- Texte visé : Projet de loi de financement de la sécurité sociale pour 2026, modifié par le Sénat, n° 2141
- Stade de lecture : Nouvelle lecture
- Examiné par : Commission des affaires sociales
- Amendement parent : Amendement n°AS302
I. – À la première phrase de l’alinéa 3, après le mot :
« alimentaires »,
insérer les mots :
« , à l’exception des produits bénéficiant d’un signe national ou européen de qualité dont la liste est définie par décret, ».
II. – En conséquence, à la première phrase de l’alinéa 11, après le mot :
« alimentaires »,
insérer les mots suivants :
« à l’exception des produits bénéficiant d’un signe national ou européen de qualité dont la liste est définie par décret, » ».
Le présent sous-amendement vise à rétablir l’écriture adoptée à l’Assemblée nationale en première lecture. Il propose d’exempter de l’obligation d’étiquetage Nutri-Score les produits bénéficiant d’un signe national ou européen de qualité dont la liste sera définie par décret ainsi que leurs publicités. Cette exemption concernerait, par exemple, les produits concernés par une appellation d’origine contrôlée (AOP), une indication géographique protégée (IGP), une appellation d’origine contrôlée (AOC), une spécialité traditionnelle garantie, le Label rouge ainsi que les dénominations « produits de montagne », « produits fermiers », etc.
Certains produits qui bénéficient d’un signe de qualité officiel sont pourtant très mal classés selon l’algorithme du Nutri-Score. Par exemple, 90% des fromages français sont classés en D ou E. Leur spécificité due à leur réalité de fabrication, au cahier des charges auquel ils sont soumis, à leur mode de fabrication mais aussi à leur valeur culturelle et gastronomique n’est absolument pas pris en compte par l’algorithme du Nutri-Score.

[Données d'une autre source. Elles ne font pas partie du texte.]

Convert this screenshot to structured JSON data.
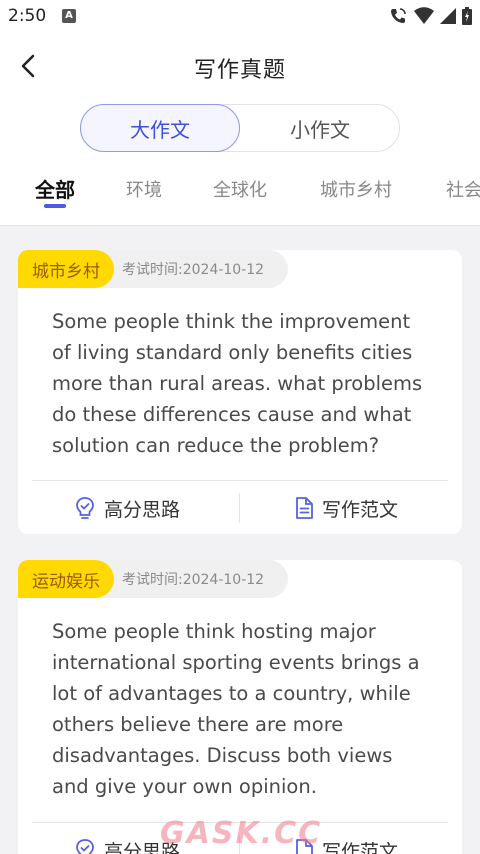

Les auteurs de cet amendement partagent l’intérêt de cet étiquetage à des fins d’information à destination des consommateurs, notamment sur les produits industriels transformés ou ultra-transformés. Toutefois, l’imposer pour tous les produits encouragerait l’optimisation des recettes industrielles afin de répondre aux exigences du Nutri-Score devenant ainsi un outil marketing plutôt qu’un véritable indicateur des qualités nutritionnelles d’un produit. De plus, les produits de terroir français bénéficiant de label ou de signe de qualité seraient dans l’incapacité de s’adapter aux exigences du Nutri-Score répondant à un cahier des charges particulièrement strict.
Par conséquent, cette mesure vise à protéger les produits de terroir qui sont valorisés pour leur spécificité historique, culturelle, agricole et économique grâce à un label ou un signe de qualité.